Bush administration officials faced more tough questions Wednesday from Democrats and Republicans over the pending U.S. ports management deal in which Dubai Ports World, based in the United Arab Emirates, would take over management of six major U.S. ports.

Another day of controversy underscored in a dramatic way how extensively opposition to the ports issue crosses political lines, and how difficult it will be for President Bush to avert more political damage from the matter.

Dubai Ports World has agreed to delay its actual management takeover at ports in New York City, New Jersey, Philadelphia, Baltimore, Miami and New Orleans, to allow for a new 45-day review period.

Critics accuse the Bush administration of failing to thoroughly investigate potential national security implications of the deal, a charge key government officials strongly deny.

Appearing at a House of Representatives hearing, Deputy Treasury Secretary Robert Kimmitt reiterated the government position that the deal was thoroughly vetted. "In contrast to some accounts, this transaction was not rushed through the review process in early February, nor was it casual and cursory," he said.

Michael Jackson, Deputy Secretary in the Department of Homeland Security added that "we had an adequate amount of time, a fully structured and resourced review of this matter."

The officials faced tough questions from lawm akers asking why aspects of the ports deal, and questions about United Arab Emirates policies toward Israel among other issues, did not trigger a more exhaustive initial review.

Republican Congresswoman Deborah Pryce says she is troubled by administration statements about the need to balance security concerns with the need to maintain global trade. "To me, and to many Americans, that statement implied that there are aspects of our nation's security that must be sacrificed at the altar of free trade.
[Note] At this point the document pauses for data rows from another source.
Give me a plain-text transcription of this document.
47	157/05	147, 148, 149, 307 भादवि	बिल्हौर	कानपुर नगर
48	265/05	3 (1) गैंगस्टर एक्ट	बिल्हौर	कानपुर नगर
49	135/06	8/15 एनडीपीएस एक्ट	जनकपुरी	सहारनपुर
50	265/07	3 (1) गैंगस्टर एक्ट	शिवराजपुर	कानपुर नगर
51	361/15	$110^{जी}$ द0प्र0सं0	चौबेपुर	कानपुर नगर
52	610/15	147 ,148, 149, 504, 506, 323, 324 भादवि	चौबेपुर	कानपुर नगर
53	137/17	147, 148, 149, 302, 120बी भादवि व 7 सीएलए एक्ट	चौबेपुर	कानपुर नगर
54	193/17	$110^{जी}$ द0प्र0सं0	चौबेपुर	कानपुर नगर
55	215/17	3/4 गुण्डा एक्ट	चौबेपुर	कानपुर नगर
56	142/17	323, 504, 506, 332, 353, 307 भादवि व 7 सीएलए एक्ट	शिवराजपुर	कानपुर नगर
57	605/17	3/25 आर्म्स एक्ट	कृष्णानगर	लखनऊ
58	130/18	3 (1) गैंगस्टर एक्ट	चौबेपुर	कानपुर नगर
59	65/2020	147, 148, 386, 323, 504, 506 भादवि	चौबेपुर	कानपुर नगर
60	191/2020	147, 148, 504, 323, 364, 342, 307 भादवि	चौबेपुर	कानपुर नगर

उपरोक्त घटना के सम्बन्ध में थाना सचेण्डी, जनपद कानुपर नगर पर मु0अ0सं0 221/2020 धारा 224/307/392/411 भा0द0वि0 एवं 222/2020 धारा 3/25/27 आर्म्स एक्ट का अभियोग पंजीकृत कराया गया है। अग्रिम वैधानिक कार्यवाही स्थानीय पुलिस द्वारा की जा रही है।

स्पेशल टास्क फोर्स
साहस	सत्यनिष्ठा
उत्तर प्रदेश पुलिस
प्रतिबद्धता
That is something that I fundamentally reject," he said.

Opposition Democrats are trying to portray the ports issue as another example of what they call secretive Bush administration management and neglect of homeland security concerns.

They devoted a weekly strategy meeting to the ports issue, after which Congressman Ed Markey had these comments. "It is part of a pattern where, whether it be chemical plants, nuclear plants, cargo, airlines, the Bush administration has allowed the industries to decide how much security is provided for the American people rather than having our government decide how much security they need," he said.

Government officials strongly deny such allegations, and insist the ports deal received an intensive review by a special multi-agency committee on foreign investment.

James Glassman, of the American Enterprise Institute, calls the intense reaction to the ports deal out of proportion to the possible risks involved. "Obviously we are all deeply troubled by the national security implications of this transaction, particularly because it was not given the highest level of priority, it was not given the highest level of consideration by the highest levels of leadership in our government," he said.

However, Congressman Peter King, the Republican chairman of the House Homeland Security Committee, expressed skepticism about what he calls changing stories from the administration.

Senate Republicans joined Democrats in urging Congress to scrupulously review the ports deal. "Obviously we are all deeply troubled by the national security implications of this transaction, particularly because it was not given the highest level of priority," said Olympia Snowe, a Maine Republican:

Officials told lawmakers that after the new 45-day review of the Dubai Ports World deal, a report will be sent to Congress.

However, Democrats want the Republican-controlled Congress, as part of an effort to assert oversight powers, to pass legislation placing a hold on the ports management takeover, and formally ordering a 45-day review.